After data import and normalization, the experimental setup is described using the Phenodata editor. Normalization generates a phenodata file (Phe) containing the names of the data files and chip type. In order to to analyze the data, you need to fill in the relevant experimental information such as experimental groups. To open the Phenodata editor, double click on the phenodata file in the Workflow view. The group column is used for running the statistical analyses, and you should use it for describing the principal variable of interest. For example, if you have samples from cancer patients and healthy controls, these experimental groups can be coded, e.g., with 1 (controls) and 2 (patients). You can only use numerical values in the group column. Several groups can be coded with a running number, and a time series either with a running number or the time of the sampling. Once you've filled in the column group, the yellow exclamation mark disappears. This indicates that you're now able to run statistical analysis. You can add or remove columns from the phenodata simply by typing in the name of the new column and clicking "Add". Rows of the phenodata can be sorted by clicking on the title bar above the column. This does not affect the order of the samples in the data, but facilitates checking and proof-reading the phenodata.

Visualizing the results

There are two types of visualizations in Chipster: Static image files (.png or .pdf) generated by the R/Bioconductor tools, and interactive visualizations generated by the Chipster client program. The latter are available in the drop-down menu of the Visualization panel. Only the options applicable for the currently selected dataset are displayed in the menu. You can select data points in the interactive visualizations and create gene list and annotation tables based on these selections. Right-clicking over an interactive visualization invokes a menu, where one can adjust the plot properties (title, axes, fonts, colors) and zoom, print or save the image. You can view large images by clicking on "Maximize", and view several visualizations simultaneously by clicking on "Detach".
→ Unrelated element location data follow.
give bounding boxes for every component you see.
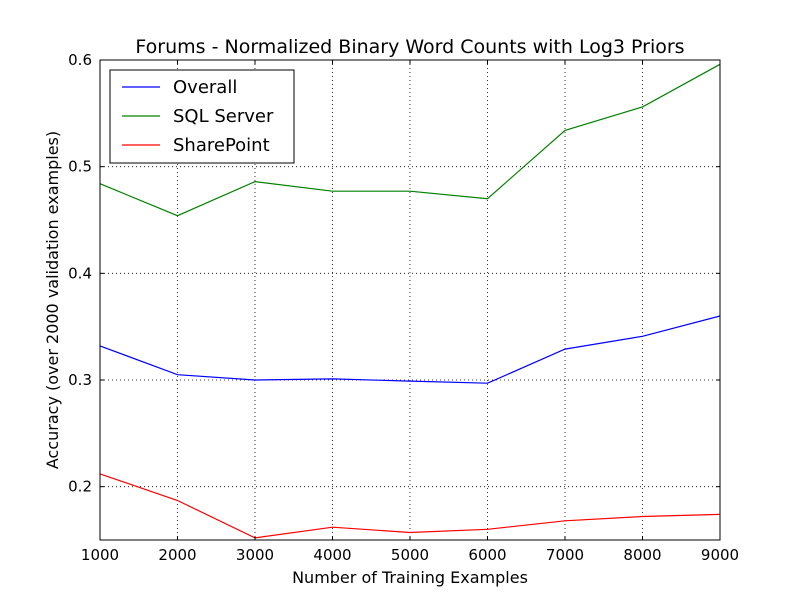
y-axis-label: Accuracy (over 2000 validation examples)	[43, 131, 62, 469]
x-tick-label: 1000	[81, 546, 119, 564]
gridlines	[100, 60, 720, 540]
x-tick-label: 8000	[623, 546, 661, 564]
x-tick-label: 9000	[701, 546, 739, 564]
axis-ticks: 1000 2000 3000 4000 5000 6000 7000 8000 9000 0.2 0…	[68, 51, 739, 564]
legend-entry-label: SQL Server	[173, 106, 274, 127]
x-tick-label: 4000	[313, 546, 351, 564]
y-tick-label: 0.4	[68, 264, 92, 282]
legend-box	[109, 69, 295, 164]
chart-title: Forums - Normalized Binary Word Counts w…	[135, 36, 684, 58]
y-tick-label: 0.3	[68, 371, 92, 389]
x-tick-label: 3000	[236, 546, 274, 564]
legend: Overall SQL Server SharePoint	[109, 69, 295, 164]
legend-entry-label: SharePoint	[173, 135, 270, 156]
series-line-sql-server	[99, 63, 721, 217]
y-tick-label: 0.2	[68, 478, 92, 496]
y-tick-label: 0.5	[68, 158, 92, 176]
legend-entry-label: Overall	[173, 77, 237, 98]
series-lines	[99, 63, 721, 539]
x-tick-label: 7000	[546, 546, 584, 564]
y-tick-label: 0.6	[68, 51, 92, 69]
x-tick-label: 6000	[468, 546, 506, 564]
x-tick-label: 2000	[158, 546, 196, 564]
x-axis-label: Number of Training Examples	[292, 568, 528, 587]
series-line-sharepoint	[99, 473, 721, 539]
x-tick-label: 5000	[391, 546, 429, 564]
series-line-overall	[99, 315, 721, 384]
Saving the analysis session

In order to continue with your analysis session later on, you have to save it by selecting "File->Save session". All the datasets and their relationships are saved as a session, which is packed into a single compressed file. Session files have an extension .cs (for Chipster Session). You can continue the session also on another computer by copying the session file there, or you can share it with your colleague. Session can be loaded by selecting "File->Open session". By default the current data is cleared before another session is loaded, but you can select "Add to current session" from the session file dialog to combine the existing session with the one from the session file.
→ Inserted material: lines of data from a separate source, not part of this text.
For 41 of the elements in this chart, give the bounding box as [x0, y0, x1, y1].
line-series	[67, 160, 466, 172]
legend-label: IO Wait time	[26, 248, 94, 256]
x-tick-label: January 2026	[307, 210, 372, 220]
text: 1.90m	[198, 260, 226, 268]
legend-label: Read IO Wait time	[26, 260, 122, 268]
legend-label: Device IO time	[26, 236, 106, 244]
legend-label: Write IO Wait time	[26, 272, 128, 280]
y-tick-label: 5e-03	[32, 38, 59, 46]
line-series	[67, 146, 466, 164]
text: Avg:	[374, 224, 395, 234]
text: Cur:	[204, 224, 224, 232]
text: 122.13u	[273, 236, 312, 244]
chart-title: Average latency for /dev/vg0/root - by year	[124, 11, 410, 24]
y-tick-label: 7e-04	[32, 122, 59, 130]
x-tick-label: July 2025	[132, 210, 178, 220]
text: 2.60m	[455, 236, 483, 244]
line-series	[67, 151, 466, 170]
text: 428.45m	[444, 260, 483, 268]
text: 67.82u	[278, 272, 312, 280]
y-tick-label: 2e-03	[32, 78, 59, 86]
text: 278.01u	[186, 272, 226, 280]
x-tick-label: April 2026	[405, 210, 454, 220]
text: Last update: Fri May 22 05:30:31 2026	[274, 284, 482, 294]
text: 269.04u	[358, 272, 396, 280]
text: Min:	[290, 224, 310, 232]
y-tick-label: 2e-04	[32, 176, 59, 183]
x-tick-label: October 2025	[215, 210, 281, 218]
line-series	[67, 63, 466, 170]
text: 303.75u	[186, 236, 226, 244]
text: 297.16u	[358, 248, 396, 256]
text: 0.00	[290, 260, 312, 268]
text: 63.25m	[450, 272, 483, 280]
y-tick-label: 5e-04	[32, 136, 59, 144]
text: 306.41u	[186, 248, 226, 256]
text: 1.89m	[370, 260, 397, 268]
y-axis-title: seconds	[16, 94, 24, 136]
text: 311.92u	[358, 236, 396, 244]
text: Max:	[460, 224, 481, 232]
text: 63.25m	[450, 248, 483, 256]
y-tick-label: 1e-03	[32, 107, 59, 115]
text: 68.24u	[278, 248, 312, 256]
Saving an analysis workflow

Workflow is a description of the analysis steps that you've run to the currently selected dataset. If you've built a workflow you would like to reuse or share with a colleague, you should save it by selecting "Workflow->Save" starting from selected. You can save the workflow file anywhere you like and change its name, but the ending has to be .bsh. If you would like to apply the same workflow to another dataset, import the data and normalize it, and select "Workflow->Open" and "Run", or "Workflow->Run recent" (if you saved the workflow recently).

Exporting data files

Exporting data is simple. Just select a dataset or a folder, and go to File-menu. Select "Export dataset or folder", and browse to where you want to export the files.